- These adorable and delicious raspberry meringues are suprisingly easy to make! Paired with a delicious lemon filling, these are perfect for summer!
- 4 large egg whites
- 1 cup sugar
- 1 Tbsp. meringue powder
- 1 tsp raspberry extract
- pink food coloring
- 2 cups Heavy Whipping Cream
- 2 Tbsp. Powdered Sugar
- 1 tsp. Lemon extract
- 1 Lemon zested (optional)
- Combine egg whites, sugar, and meringue powder in a double boiler
- Whisk on low until sugar dissolves and liquid is foamy and hot to the touch
- Transfer to a stand mixer with a whisk attachment
- Whisk until stiff peaks form.
- Add the raspberry extract and pink food coloring and whisk to combine.

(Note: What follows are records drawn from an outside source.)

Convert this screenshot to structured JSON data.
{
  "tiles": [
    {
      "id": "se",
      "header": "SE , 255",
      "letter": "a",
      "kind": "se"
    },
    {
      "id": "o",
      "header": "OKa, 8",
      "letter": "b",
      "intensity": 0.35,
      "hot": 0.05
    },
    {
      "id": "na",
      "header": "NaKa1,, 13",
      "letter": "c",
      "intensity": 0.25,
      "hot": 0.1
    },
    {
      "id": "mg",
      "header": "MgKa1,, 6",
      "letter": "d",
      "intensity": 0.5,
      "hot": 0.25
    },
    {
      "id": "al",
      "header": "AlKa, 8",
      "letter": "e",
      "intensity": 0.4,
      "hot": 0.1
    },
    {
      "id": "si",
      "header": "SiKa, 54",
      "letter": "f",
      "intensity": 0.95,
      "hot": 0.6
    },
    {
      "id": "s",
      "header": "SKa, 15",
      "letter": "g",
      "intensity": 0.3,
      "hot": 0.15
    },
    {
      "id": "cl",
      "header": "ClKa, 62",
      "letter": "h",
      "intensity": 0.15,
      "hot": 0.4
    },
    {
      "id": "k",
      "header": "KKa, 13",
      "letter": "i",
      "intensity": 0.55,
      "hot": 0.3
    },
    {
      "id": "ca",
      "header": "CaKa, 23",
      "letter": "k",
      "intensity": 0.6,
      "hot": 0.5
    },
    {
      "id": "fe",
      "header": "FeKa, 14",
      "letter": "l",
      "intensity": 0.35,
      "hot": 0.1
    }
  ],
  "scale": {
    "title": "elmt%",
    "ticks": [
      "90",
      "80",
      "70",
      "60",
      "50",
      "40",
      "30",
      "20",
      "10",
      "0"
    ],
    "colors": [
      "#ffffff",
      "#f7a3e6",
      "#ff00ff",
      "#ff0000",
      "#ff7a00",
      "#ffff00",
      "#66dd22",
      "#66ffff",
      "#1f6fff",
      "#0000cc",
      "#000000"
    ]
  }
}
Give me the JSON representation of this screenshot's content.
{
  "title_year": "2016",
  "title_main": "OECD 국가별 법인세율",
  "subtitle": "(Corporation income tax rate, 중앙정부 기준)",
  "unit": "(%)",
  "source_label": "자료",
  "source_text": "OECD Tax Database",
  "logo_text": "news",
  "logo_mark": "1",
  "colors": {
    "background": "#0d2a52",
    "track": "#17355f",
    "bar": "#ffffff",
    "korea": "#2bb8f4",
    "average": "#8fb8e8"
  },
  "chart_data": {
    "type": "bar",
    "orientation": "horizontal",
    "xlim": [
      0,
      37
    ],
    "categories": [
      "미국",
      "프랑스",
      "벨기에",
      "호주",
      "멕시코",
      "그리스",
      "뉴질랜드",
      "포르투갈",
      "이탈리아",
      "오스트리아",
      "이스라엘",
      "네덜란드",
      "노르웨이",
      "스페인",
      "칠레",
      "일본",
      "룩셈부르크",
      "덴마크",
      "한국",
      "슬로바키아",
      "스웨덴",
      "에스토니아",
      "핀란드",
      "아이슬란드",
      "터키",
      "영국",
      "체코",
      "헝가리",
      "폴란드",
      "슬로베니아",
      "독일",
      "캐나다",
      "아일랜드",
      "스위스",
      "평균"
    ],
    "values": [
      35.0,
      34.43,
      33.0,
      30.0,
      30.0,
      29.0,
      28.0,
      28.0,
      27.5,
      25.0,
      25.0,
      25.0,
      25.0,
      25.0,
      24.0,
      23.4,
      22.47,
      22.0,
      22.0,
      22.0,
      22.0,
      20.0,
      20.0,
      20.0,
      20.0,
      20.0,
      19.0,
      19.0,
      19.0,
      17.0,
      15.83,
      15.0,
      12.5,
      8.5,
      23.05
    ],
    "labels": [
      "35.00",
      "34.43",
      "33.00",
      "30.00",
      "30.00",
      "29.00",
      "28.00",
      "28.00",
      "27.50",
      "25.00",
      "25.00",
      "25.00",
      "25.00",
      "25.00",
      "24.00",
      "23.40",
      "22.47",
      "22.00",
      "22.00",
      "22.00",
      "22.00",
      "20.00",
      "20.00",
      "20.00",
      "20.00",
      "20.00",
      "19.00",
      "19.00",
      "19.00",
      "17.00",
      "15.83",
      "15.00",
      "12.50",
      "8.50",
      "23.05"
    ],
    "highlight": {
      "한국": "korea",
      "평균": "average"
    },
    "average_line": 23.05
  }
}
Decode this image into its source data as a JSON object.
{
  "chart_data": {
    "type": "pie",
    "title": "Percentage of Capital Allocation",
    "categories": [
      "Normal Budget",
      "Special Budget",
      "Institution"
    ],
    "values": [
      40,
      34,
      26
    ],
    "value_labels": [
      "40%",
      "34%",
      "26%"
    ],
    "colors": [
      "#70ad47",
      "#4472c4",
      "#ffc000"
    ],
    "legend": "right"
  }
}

- Place the meringue in a large pastry bag fitted with a wilton 2D tip
- Line baking sheets with parchment paper
- (TIP: I place magnets in the corners to keep it flat. remove before baking)
- To pipe the rose, hold the bag vertical in the center point of the rose.
- Begin piping and move outward in a concentric movement holding the bag vertical.
- Release pressure on the bag and lift the tip to finish.
- Preheat oven to 175 degrees and cook for 1.5-2 hours.
- Leave the pans in the oven for another hour to cool.
- Serve immediately or place in an air tight container for up to a week.
- Whip Cream and powdered sugar until soft peaks form.
- Add in lemon extract and zest and continue to whip until stiff peaks form.